На удивление, скелле не стала запираться:
— Это у всех по-разному. Есть девочки, которые обнаружили ее как запах, есть такие, кто познакомился с ней через тактильные ощущения, есть те, кто слышит ее. Я отношусь к самой многочисленной группе — тех, кто видит, — девушка приняла чашку с напитком из моих рук, отхлебнула и продолжила: — Сколько я себя помню, я еще маленькой видела всякие отблески, странный свет, светящиеся фигурки. Немного похоже на те цветные пятна, которые плавают у нас перед глазами, когда мы закрываем их в темноте. Самые искусные скелле получаются из тех, кто почувствовал ее как прикосновения, как какие-то невидимые, но ощущаемые объекты. Они легко обучаются, и они могут совершать очень точные манипуляции, — Ана еще выпила. — Вообще, чтобы ты знал, обучение в интернате — это главным образом развитие навыка абстрагироваться от магии, не видеть ее, не чувствовать. Для девочек, у которых дар проявляется через ощущения, это выглядит забавно — им связывают руки. У них вообще все проще, чем у остальных — они легче привыкают, учатся, легче манипулируют ей. Скелле с таким даром всегда заметны — когда они прибегают к магии, то шевелят руками, как будто ощупывают что-то, или даже делают какие-то манипуляции с чем-то невидимым. Те, у которых дар, как у меня, тоже заметны — мы часто закрываем глаза, когда прибегаем к магии, не всегда конечно, но всегда неосознанно поворачиваем голову и взгляд на объект приложения искусства. Хуже всего тем, кто магию слышит или чувствует как запах. Они, правда, самые безопасные — им легче всего не обращать на нее внимания. Кроме музыкантов — мы так называли тех, кто ее слышит — эти во сне могут натворить дел, и с ними тяжело работать. Искусство у них самое грубое, самое неточное — во врачи им точно хода нет — зато они часто бывают очень мощные, объемные. Среди боевых магов всегда много таких.

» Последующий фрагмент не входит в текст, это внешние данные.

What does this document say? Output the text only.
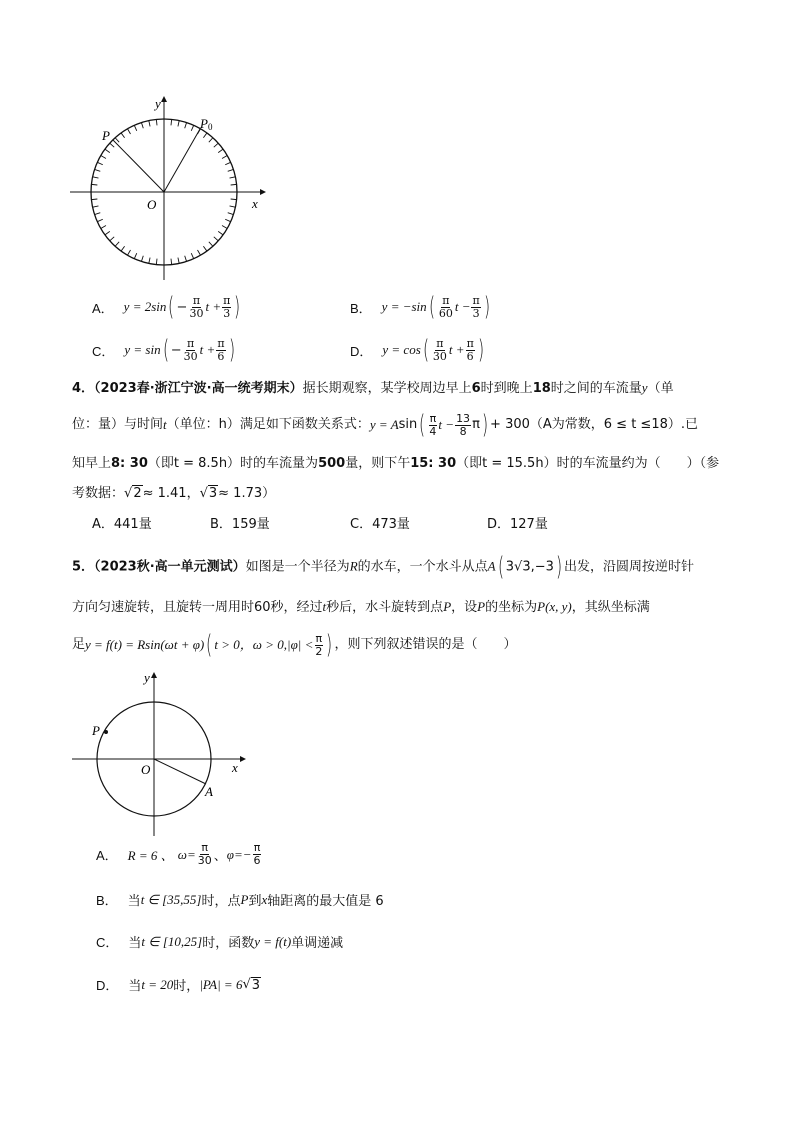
y
x
O
P
P0
A． y = 2sin ( − $\frac{\pi}{30}$ $t + \frac{\pi}{3}$ )	B． y = −sin ( $\frac{\pi}{60}$ $t - \frac{\pi}{3}$ )
C． y = sin ( − $\frac{\pi}{30}$ $t + \frac{\pi}{6}$ )	D． y = cos ( $\frac{\pi}{30}$ $t + \frac{\pi}{6}$ )
4．（2023春·浙江宁波·高一统考期末）据长期观察，某学校周边早上6时到晚上18时之间的车流量y（单
位：量）与时间 t （单位：h）满足如下函数关系式： y = A sin ( $\frac{\pi}{4}$ $t - \frac{13}{8}$ π ) + 300（A为常数，6 ≤ t ≤18）.已
知早上8: 30（即t = 8.5h）时的车流量为500量，则下午15: 30（即t = 15.5h）时的车流量约为（　　）（参
考数据：√2≈ 1.41，√3≈ 1.73）
A．441量	B．159量	C．473量	D．127量
5．（2023秋·高一单元测试）如图是一个半径为R的水车，一个水斗从点A( 3√3,−3) 出发，沿圆周按逆时针
方向匀速旋转，且旋转一周用时60秒，经过t秒后，水斗旋转到点P，设P的坐标为P(x, y)，其纵坐标满
足 y = f(t) = R sin(ωt + φ) ( t > 0，$\omega > 0,|\varphi| < \frac{\pi}{2}$ ) ，则下列叙述错误的是（　　）
y
x
O
P
A
A． R = 6 、
$\omega= \frac{\pi}{30}$ 、 $\varphi=- \frac{\pi}{6}$
B． 当 t ∈ [35,55] 时，点 P 到 x 轴距离的最大值是 6
C． 当 t ∈ [10,25] 时，函数 y = f(t) 单调递减
D． 当 t = 20 时， |PA| = 6 √ 3
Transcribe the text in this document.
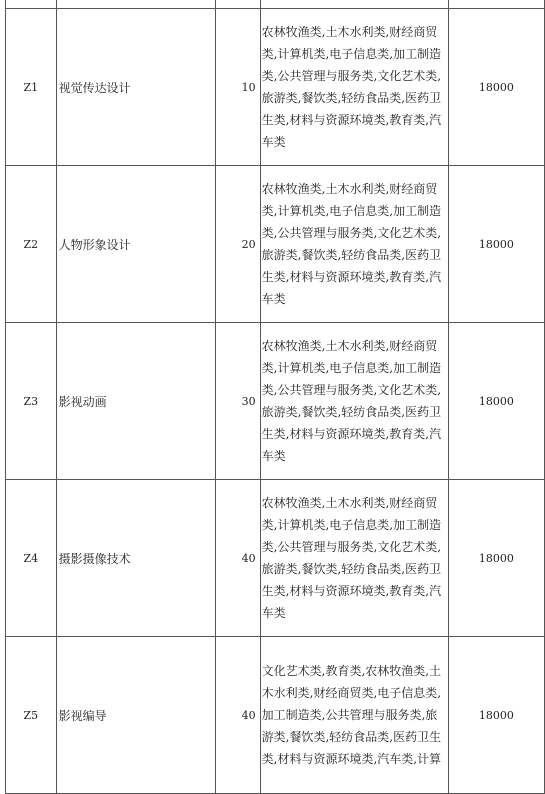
Z1	视觉传达设计	10	农林牧渔类,土木水利类,财经商贸类,计算机类,电子信息类,加工制造类,公共管理与服务类,文化艺术类,旅游类,餐饮类,轻纺食品类,医药卫生类,材料与资源环境类,教育类,汽车类	18000
Z2	人物形象设计	20	农林牧渔类,土木水利类,财经商贸类,计算机类,电子信息类,加工制造类,公共管理与服务类,文化艺术类,旅游类,餐饮类,轻纺食品类,医药卫生类,材料与资源环境类,教育类,汽车类	18000
Z3	影视动画	30	农林牧渔类,土木水利类,财经商贸类,计算机类,电子信息类,加工制造类,公共管理与服务类,文化艺术类,旅游类,餐饮类,轻纺食品类,医药卫生类,材料与资源环境类,教育类,汽车类	18000
Z4	摄影摄像技术	40	农林牧渔类,土木水利类,财经商贸类,计算机类,电子信息类,加工制造类,公共管理与服务类,文化艺术类,旅游类,餐饮类,轻纺食品类,医药卫生类,材料与资源环境类,教育类,汽车类	18000
Z5	影视编导	40	文化艺术类,教育类,农林牧渔类,土木水利类,财经商贸类,电子信息类,加工制造类,公共管理与服务类,旅游类,餐饮类,轻纺食品类,医药卫生类,材料与资源环境类,汽车类,计算	18000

Ана отставила напиток и легла, вытянувшись, глядя куда-то в темноту над головой. Мне было дико интересно, и я не мог терпеть:
— Ну так расскажи о своих ощущениях — как ты это делаешь, что ты делаешь для того, чтобы бабахнуло, например.
Девушка тихо рассмеялась.
— Тебе бы только бабахать! Ты пойми, меня много лет не учили, а дрессировали — в буквальном смысле этого слова. Вырабатывали условные и безусловные рефлексы, чтобы я не могла пользоваться ею случайно, неосознанно. Чтобы мозг знал: начнешь гонять лепестки света в голове — будет больно! — она вздохнула. — Очень больно! А так — как тебе это объяснить? При желании я формирую из этих отблесков то, что мне нужно.
— Ну, хорошо. А откуда ты знаешь, что надо сформировать?
— Это проще. Этому уже учат. Все, что ты делаешь осознанно — всему этому можно учить. Гораздо тяжелей вырастить неосознанное!
— А какие еще есть девочки? Ну, там, с какими проявлениями восприятия магии?
Девушка опять села, взяла напиток, но пить не стала, крутя чашку в руках.
— На самом деле, чистых музыкантов, или видящих, или нюхачей нет. Всегда рядом с главным даром есть небольшие побочные ощущения. Например, я немного слышу мои огоньки. У них цвет и высота тона связаны. Мне это помогает быстро разбираться в сложных объектах — я их слышу как аккорд. Но манипулировать у меня получается только со зрением — композитора из меня не получилось.
— Ясно. А мужчины с даром рождались когда-нибудь?